Saturday, 18 May 2019

More Value Forex Trading With Price Action

A combination of several technical indicators



Technical indicators are derived from changes in price action patterns, so why don't we learn to read price movement patterns? By applying several technical indicators on the trading chart, we find it difficult to look at the price action setup that occurs and is ambiguous in capturing the real picture of the market. A combination of indicators that can work well in market conditions and certain time frames may not work in different conditions and time frames. Between one indicator and another often shows trading signals (signals for buy or sell) that conflict or conflict of interpretation. In addition, technical indicators tend to be lagging in giving predictions because they are calculated after changes in market prices. Combination indicators are usually used to confirm each other, for example the RSI or stochastic indicator cannot indicate the trending market conditions compared to the ADX indicator, but ADX tends to be slow in anticipation. With the price action method there will be no conflict of interpretation as above because it does not depend on many technical indicators in analyzing the market, and only uses simple indicators to determine the momentum in opening a trading position, usually exponential moving average (ema).
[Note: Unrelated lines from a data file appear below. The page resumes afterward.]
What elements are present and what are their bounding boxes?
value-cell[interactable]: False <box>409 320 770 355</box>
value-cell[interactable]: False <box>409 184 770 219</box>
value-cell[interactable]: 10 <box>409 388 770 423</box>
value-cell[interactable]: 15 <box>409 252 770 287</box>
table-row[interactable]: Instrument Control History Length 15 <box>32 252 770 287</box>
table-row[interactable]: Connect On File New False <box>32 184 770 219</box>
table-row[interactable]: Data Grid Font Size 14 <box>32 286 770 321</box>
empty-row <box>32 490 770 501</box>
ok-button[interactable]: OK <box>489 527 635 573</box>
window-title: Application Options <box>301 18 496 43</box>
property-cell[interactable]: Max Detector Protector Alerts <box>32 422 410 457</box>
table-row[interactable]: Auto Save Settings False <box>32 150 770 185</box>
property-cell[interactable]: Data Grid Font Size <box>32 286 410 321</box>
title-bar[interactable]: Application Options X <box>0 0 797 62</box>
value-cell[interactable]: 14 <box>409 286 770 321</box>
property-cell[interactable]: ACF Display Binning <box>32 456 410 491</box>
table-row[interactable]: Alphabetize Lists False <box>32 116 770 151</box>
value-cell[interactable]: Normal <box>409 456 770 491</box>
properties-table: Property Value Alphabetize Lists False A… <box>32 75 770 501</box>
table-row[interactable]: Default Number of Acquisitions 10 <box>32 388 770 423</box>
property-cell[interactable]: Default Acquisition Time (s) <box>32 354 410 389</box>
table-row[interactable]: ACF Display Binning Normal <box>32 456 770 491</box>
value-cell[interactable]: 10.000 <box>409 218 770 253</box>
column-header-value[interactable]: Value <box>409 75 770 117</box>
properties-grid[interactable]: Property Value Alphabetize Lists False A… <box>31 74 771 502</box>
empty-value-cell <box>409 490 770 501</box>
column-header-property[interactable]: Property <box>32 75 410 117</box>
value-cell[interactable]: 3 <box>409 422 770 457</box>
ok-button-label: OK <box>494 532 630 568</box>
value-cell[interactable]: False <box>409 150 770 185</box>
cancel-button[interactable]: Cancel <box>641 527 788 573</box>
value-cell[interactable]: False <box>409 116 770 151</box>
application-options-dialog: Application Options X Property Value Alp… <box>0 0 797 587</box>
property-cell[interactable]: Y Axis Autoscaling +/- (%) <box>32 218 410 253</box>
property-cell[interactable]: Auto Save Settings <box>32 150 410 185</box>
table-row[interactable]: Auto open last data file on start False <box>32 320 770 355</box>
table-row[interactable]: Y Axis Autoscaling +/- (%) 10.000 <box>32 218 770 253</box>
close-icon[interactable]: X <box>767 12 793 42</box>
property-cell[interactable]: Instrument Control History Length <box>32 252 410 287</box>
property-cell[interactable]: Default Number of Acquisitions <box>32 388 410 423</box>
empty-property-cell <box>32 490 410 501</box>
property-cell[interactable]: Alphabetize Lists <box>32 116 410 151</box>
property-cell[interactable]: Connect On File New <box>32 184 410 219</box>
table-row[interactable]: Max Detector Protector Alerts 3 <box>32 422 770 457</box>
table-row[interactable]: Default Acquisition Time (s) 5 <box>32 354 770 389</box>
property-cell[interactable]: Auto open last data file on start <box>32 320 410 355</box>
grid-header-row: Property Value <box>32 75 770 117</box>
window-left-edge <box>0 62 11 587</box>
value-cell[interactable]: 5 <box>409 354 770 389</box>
Interpretation of news on economic fundamentals

Indeed there is no harm in subscribing to the fastest news sites in providing the latest information, especially for fundamental news releases according to the economic calendar. The problem is that market price movements are very much determined by the emotions and feeling of market participants about what is most likely to occur based on their expectations, not entirely based on logic. They trade based on expectations of how the news will affect the market. When the actual news has been released, the expectations may change. Therefore often market price movements are the opposite of what should have happened after the news was released. So we cannot always assume that if the results of a news release are better than before or better than predictions (forecast) then logically prices will rise and vice versa. What is clear is that all the factors that we might not know have been reflected in price movements when the news was released. The setup of price action that occurs in a trading chart is a reflection of changes in the variables that drive the market including fundamental news releases.

Also Read : Memorizing Profit Trading Every Day, Could It Be Done?

Trading with the price action method

From the description above, it can be concluded that forex trading with the price action method does not require robots or trading software, no combination of technical indicators is needed, and no detailed analysis is required of the fundamental news to be released. If you want to trade with price action, clear your trading chart from complicated technical indicators because the indicator is lowered from changes in price movements. Avoid excessive analysis of fundamental news releases. Learn the basic concepts of price action that are simple, effective and accurate.